Ordinary Russians cite low living standards as nation’s top problem

Ordinary Russians cite low living standards as nation’s top problem
Low wages and living standards in general have topped the list of problems that average Russians see as the most important in their lives. Other urgent problems they mentioned concerned the economy and the social policies of the government.

In the poll dedicated to greatest fears and concerns conducted by the VTSIOM state-run public opinion research center, 24 percent of respondents mentioned low wages and living standards in their personal “problems ratings.”

Twenty-one percent said they were concerned about the state of economy in general and 18 percent named the social policies of the authorities as one of the challenges they have to face daily.

Researchers noted in comments that the share of citizens concerned primarily by the economic problems was the highest for several times already and that it has increased compared with the beginning of 2017 and the middle of 2016, when similar polls were conducted.

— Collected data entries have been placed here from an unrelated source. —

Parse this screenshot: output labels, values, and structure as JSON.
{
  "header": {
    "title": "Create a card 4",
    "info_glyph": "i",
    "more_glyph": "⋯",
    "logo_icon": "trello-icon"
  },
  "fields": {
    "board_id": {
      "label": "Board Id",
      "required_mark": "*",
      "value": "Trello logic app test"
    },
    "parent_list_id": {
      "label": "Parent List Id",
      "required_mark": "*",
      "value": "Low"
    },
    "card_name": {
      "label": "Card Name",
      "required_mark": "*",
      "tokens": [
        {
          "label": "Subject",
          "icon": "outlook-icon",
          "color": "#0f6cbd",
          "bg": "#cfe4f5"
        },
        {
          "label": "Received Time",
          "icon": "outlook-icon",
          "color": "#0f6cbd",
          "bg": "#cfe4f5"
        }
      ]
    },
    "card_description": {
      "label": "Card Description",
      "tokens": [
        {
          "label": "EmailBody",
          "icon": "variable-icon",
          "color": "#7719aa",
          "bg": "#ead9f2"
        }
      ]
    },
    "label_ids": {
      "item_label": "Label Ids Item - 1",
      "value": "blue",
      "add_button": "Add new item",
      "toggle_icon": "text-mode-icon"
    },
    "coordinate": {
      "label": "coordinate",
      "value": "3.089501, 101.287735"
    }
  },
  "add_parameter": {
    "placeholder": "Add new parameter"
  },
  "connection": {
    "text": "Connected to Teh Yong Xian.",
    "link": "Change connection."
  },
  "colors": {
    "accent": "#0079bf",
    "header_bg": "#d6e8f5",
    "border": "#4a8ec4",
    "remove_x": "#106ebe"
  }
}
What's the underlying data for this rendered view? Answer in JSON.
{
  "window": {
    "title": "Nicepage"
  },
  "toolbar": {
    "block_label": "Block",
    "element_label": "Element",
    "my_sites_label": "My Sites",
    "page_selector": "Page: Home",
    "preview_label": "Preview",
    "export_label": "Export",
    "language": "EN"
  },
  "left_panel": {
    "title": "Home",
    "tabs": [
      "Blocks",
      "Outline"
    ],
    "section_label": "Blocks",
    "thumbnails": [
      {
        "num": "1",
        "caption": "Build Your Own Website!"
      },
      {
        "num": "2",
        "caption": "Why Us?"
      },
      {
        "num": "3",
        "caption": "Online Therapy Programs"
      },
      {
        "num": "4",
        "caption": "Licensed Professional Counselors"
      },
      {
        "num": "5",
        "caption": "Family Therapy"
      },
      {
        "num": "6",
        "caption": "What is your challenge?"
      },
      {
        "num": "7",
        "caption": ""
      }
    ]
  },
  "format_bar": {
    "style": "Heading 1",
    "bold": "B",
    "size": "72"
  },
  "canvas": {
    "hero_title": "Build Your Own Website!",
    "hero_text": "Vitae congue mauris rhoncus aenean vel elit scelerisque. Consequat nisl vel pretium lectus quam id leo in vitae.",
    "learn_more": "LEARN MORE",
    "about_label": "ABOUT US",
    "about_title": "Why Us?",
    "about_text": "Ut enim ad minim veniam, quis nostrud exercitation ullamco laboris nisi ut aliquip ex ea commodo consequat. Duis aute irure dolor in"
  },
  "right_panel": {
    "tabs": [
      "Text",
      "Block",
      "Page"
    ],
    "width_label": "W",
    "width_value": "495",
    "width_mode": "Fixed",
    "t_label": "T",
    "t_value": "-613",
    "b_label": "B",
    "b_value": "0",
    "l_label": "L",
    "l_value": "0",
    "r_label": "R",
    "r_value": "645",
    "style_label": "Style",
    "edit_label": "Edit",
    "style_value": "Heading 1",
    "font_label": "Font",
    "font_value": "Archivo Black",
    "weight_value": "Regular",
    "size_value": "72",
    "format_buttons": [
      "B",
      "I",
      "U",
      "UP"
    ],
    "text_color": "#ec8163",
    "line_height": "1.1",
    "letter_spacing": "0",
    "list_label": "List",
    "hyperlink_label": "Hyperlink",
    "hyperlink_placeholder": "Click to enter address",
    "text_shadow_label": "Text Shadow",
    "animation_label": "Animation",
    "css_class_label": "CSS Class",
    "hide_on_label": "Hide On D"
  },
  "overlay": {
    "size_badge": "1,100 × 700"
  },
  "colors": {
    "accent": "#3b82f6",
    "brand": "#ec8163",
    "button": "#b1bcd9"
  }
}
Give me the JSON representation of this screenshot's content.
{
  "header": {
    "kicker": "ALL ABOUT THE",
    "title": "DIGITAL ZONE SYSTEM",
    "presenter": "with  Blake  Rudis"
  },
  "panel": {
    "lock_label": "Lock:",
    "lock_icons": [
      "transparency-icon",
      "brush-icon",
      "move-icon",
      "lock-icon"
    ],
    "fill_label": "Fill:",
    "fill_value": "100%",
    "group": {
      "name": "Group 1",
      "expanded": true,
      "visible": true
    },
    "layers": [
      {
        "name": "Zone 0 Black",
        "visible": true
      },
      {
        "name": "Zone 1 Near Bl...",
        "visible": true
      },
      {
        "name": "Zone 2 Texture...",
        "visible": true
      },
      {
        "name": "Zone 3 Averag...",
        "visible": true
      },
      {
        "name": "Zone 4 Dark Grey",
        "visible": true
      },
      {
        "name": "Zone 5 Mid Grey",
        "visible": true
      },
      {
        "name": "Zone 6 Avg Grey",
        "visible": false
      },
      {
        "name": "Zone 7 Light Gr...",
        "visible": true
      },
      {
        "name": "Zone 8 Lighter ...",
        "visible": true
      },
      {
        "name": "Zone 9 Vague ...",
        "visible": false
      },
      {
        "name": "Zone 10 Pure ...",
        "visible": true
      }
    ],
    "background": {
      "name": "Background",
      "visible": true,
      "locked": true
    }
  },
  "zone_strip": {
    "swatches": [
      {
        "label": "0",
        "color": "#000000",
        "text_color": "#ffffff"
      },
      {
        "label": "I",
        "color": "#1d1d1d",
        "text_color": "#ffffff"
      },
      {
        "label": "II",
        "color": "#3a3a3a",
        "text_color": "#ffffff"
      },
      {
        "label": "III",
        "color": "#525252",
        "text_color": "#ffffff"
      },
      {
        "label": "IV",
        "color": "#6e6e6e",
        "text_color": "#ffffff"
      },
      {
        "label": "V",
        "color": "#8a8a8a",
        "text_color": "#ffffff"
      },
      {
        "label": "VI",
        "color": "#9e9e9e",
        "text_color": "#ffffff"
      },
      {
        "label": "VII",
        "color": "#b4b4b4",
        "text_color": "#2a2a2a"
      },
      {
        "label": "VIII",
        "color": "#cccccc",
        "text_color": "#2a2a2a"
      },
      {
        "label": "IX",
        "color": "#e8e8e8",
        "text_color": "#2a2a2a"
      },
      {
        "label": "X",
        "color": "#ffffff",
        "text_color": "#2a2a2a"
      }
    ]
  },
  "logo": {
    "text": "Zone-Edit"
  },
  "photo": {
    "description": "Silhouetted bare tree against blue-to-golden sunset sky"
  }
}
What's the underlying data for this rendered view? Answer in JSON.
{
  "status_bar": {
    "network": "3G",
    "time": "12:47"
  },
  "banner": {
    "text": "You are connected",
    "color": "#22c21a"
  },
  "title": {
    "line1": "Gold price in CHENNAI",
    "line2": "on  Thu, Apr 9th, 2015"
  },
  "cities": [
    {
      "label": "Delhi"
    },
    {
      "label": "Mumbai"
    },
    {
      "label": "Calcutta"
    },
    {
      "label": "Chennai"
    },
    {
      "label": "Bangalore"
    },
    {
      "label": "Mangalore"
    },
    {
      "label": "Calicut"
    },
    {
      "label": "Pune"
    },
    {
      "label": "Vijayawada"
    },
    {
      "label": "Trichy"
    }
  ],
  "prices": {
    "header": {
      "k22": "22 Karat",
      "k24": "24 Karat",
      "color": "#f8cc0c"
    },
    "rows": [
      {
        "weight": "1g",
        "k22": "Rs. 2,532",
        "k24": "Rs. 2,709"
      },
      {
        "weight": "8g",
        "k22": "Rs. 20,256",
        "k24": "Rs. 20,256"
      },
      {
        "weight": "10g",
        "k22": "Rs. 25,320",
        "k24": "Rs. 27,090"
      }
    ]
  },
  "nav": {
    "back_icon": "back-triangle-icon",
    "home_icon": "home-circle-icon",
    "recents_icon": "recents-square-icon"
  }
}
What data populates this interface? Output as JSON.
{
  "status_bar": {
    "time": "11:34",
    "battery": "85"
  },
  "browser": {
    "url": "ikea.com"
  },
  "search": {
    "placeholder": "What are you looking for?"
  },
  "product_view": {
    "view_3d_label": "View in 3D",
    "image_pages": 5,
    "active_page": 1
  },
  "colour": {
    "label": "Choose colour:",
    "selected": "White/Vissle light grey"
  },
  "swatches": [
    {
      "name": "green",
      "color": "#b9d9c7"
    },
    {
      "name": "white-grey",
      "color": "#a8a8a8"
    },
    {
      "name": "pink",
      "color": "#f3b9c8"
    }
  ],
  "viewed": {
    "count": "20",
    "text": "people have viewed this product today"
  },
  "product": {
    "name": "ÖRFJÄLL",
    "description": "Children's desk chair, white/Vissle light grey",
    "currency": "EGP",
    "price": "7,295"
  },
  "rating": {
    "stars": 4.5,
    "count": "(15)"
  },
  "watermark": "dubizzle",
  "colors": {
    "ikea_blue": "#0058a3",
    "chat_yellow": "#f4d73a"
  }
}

Other important problems mentioned in the most recent polls were the current state of the Russian healthcare system, unemployment, problems in the national education system, small pensions, inflation, corruption and communal services.

The previous research dedicated by the rating of fears and concerns of ordinary Russians was released in mid-July. According to that survey, the fears connected with inflation and possible depreciation of savings were the most intense and widespread and fears of military conflict ranked second while concerns over health problems and various difficulties connected with access to healthcare were in third place.

In comments attached with the latest study results, an expert representing VTSIOM, Yulia Baskakova, said they were in line with those of other recent researches and polls.

“The data adds up to the picture, the outline of which we see in the results of other polls. Compared to 2014 the share of poor people has doubled and price hike remains the main source of fears,” she noted.

Despite growing concerns about the economic situation in the country, ordinary Russians continue to approve of the authorities’ general course. According to the poll conducted by the privately-owned Levada Center in June, 70 percent of Russians wanted the nation’s political and economic course to remain unchanged, while only 19 percent wanted the authorities to reach a compromise with Western nations, even if this requires some tradeoffs.